Özetle, bir iktidarın muhalif eleştirilere karşı sabırlı olmasını, hatta ondan istifade edilmesini öneriyor; yoksa muhalefete sabır falan tavsiye etmiyor.

*

Şimdi nereden nereye tabii.

İyi de gelelim bugüne ve muhalefet cephesine…

Ülke bu kadar yanlışlar içerisinde debelenirken sadece doğruları söyleyip “Hele durun bakalım nasıl olsa layıklarını bulacaklar” sabrı mı göstermeli; yoksa yine de o yanlışların içerisinde olanlar kadar cesaretle karşı mı çıkmalılar?

Çıkılmıyor…

Ne yazık ki her şeye rağmen siyasette “Çocuk musun!” anlayışı sürüp gidiyor. Bu edilgenlik de tabii ki siyaset tahterevallisinde atılan o her kötü, her kural dışı adımla birlikte bu adımı atanların ağırlığını biraz daha arttırıyor.

Şöyle geriye dönüp bir bakılsa, siyaset binasının bu günkü çarpıklığı, o binanın duvarları geçmişte tuğla tuğla örülürken, daha ilk tuğlalar dizilirken cesaretle karşı çıkılmamasından kaynaklanmadı mı? Şimdi karşımıza dikilen o heyula siyasi yapı geçmişte verilen küçük küçük tavizlerin birikimi, zaman içerisinde vardırıldığı nokta değil mi?

*

Siyaset ne yazık ki bizim gibi ülkelerde bu işe soyunanların kamuya, halka cânıgönülden hizmeti değil de bu işin “erbabının” mesleği haline gelmiş.

Dolayısıyla, arkasında çok başka nedenleri de olan bu çarpıklıkta doğruyu söyleyip geçmek değilse bile “doğruyu yapmak” çoğu zaman mesele oluyor ve siyasetçinin adeta “Doğruyu yaparsam siyasi yaşamım biter, siyasetteki kazanımlarım sıfırlanır” gibi bir “mesleki tercihe” takılıp kalıyor.

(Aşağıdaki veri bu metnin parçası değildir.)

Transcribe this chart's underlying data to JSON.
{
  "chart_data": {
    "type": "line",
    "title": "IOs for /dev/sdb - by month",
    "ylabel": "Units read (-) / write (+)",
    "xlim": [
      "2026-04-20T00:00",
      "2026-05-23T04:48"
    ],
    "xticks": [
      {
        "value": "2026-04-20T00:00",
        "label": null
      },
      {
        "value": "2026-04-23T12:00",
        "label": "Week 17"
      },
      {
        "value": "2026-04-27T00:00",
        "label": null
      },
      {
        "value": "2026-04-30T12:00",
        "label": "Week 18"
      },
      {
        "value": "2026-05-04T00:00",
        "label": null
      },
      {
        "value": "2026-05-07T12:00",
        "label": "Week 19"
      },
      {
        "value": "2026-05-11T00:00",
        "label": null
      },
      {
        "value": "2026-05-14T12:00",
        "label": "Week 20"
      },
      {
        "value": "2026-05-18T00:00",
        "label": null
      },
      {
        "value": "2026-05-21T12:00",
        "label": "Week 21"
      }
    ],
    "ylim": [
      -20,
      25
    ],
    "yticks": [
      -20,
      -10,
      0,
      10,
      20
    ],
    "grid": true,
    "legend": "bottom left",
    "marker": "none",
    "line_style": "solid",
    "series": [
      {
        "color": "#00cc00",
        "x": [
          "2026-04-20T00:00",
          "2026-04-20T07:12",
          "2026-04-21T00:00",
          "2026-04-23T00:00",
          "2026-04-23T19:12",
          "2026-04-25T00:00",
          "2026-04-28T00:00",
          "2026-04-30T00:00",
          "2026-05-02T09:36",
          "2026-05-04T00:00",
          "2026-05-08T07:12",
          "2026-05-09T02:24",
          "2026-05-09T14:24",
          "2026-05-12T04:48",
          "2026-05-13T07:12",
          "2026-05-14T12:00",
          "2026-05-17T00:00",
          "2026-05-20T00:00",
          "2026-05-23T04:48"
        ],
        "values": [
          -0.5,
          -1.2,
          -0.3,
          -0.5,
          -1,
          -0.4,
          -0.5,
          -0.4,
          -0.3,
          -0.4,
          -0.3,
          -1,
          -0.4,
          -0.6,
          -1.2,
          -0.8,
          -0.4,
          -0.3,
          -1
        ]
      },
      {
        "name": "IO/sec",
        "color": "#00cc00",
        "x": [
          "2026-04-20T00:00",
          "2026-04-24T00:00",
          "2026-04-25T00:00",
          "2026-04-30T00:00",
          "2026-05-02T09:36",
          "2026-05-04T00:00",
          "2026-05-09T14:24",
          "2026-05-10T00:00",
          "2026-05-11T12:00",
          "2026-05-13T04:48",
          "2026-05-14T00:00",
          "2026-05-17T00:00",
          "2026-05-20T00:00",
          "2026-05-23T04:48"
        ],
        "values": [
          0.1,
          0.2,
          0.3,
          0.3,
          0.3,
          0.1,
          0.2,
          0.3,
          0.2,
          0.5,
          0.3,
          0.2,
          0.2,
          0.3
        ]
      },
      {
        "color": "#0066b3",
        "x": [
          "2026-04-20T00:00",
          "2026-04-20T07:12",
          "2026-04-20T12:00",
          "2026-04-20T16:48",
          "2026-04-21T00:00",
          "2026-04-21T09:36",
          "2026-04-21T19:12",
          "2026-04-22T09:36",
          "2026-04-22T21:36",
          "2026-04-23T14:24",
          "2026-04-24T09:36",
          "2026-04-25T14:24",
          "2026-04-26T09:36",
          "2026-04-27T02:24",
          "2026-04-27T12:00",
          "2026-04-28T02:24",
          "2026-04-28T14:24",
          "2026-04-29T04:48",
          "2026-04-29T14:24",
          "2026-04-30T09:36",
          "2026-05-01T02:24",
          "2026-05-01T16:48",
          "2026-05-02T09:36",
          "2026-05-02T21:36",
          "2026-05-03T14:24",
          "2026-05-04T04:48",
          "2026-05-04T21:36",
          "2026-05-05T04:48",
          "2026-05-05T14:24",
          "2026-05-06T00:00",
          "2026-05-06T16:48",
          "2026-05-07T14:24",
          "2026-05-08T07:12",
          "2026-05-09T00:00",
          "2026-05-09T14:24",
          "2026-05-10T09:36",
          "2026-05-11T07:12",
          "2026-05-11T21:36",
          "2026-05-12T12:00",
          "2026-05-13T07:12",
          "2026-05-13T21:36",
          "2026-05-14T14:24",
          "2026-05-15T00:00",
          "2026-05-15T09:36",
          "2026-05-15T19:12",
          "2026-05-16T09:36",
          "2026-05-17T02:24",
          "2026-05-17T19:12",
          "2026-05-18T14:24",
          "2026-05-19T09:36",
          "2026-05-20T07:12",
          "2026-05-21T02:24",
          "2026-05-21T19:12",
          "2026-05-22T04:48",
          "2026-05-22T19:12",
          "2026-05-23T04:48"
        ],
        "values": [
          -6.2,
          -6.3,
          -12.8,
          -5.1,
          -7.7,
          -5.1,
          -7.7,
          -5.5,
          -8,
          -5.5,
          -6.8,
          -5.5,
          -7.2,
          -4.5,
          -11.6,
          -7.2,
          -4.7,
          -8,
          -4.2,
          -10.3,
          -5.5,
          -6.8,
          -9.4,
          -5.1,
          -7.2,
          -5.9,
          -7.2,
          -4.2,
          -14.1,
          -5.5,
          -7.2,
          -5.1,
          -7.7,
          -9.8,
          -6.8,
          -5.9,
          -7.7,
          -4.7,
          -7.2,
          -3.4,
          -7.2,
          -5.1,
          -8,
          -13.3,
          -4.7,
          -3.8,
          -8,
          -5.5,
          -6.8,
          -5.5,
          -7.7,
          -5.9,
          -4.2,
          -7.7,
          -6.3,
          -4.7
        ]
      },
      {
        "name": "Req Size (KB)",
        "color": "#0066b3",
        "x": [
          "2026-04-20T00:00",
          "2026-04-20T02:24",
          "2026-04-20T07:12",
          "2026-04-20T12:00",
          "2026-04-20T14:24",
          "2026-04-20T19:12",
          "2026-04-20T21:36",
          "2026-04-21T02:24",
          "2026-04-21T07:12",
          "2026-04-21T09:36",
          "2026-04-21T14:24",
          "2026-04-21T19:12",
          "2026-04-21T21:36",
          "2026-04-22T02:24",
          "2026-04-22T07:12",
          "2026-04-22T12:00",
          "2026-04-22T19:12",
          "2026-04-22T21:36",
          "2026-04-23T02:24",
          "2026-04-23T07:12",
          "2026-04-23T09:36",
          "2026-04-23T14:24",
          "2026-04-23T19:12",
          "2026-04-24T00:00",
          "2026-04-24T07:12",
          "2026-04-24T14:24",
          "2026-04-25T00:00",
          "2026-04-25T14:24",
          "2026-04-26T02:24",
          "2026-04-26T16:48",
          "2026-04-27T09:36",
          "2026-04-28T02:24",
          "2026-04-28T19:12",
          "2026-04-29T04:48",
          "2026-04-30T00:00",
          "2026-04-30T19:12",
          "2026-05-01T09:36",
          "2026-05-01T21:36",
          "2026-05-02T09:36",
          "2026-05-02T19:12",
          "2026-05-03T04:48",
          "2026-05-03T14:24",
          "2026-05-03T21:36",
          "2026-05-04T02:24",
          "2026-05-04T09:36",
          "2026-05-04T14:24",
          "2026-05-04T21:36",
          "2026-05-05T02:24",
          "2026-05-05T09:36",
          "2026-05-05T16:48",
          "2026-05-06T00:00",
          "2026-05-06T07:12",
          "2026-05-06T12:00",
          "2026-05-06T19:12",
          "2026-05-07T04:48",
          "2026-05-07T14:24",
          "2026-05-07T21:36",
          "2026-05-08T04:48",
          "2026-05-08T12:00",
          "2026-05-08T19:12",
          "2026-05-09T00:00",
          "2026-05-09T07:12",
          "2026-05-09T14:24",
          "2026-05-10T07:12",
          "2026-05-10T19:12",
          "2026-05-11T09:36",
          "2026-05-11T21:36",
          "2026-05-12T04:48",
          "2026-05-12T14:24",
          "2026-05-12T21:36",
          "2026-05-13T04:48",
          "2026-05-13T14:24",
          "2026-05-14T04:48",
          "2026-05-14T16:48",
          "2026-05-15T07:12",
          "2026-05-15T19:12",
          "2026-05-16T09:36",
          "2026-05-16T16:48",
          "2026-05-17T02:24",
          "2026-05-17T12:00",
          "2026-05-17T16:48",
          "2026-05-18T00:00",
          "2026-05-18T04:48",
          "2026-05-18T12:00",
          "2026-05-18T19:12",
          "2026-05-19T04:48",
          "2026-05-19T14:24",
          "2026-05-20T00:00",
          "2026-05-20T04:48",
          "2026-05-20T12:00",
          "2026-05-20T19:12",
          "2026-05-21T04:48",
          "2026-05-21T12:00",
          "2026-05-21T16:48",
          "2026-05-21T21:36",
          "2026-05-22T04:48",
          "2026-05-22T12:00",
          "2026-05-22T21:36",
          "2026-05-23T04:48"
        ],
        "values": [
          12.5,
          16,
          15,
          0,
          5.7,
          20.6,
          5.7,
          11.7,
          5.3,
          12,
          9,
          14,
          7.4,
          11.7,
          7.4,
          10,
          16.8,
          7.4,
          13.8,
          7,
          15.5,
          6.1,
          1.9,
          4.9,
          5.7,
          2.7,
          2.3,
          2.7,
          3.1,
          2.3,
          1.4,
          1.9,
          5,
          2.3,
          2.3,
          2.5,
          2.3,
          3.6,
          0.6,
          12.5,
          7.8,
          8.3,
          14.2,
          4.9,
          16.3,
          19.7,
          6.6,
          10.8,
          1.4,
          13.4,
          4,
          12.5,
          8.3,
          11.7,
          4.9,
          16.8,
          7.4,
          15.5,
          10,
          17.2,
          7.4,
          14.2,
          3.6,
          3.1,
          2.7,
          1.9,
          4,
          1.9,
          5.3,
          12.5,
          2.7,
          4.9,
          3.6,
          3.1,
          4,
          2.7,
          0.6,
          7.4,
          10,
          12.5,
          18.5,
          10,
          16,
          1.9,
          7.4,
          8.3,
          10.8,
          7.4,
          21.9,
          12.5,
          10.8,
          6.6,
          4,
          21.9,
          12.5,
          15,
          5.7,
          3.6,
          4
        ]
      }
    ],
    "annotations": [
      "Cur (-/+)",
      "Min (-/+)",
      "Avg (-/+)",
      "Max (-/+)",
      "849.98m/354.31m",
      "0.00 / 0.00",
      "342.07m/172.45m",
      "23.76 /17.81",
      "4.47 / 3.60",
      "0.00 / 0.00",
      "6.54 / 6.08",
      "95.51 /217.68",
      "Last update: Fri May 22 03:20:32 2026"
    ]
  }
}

Öyle ya, siyaset düzeni çarpıksa, siyasetin bu çarpık düzeninde ayakta kalabilmenin hatta çıtayı biraz daha yükseltebilmenin tek yolu da sırasında lafla haktan yana olup yine de bu çarpıklığın dengesine özen göstermek! O çarpık yapı koşullarında uyumu yakalamak!.

Özetle:

“Böyle de olur mu hiç?” falan diyorsunuz siyasetçiye;

Dışa vurmasa da içinden “Ben çocuk muyum” diyor.

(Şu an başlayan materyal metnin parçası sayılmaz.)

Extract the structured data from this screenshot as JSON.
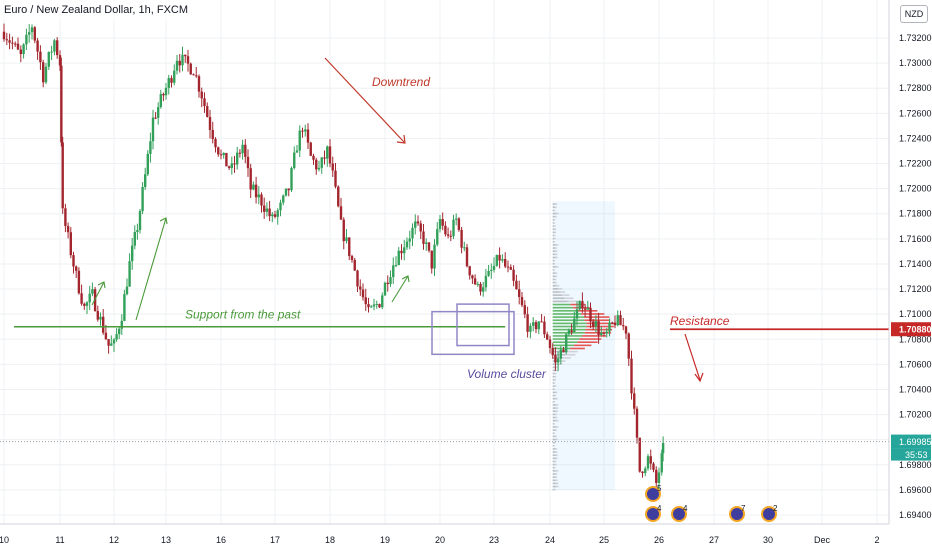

Oyun(!)un kuralı buysa bundan ne kadar ümitli olabiliriz ki?

Galiba çözüm Andersen’in “Kral Çıplak” hikayesindeki gibi yine çocuklarda ve çocukluklarda. Tabii bir de ileri yaşlarına karşın hala beklentilerine değil de sadece içindeki çocuğun sesini duyanlarda, dinleyenlerde.

Büyük kurtarıcı boşuna “Ey çocuk, ey Türk gençliği…” dememiş olmalı.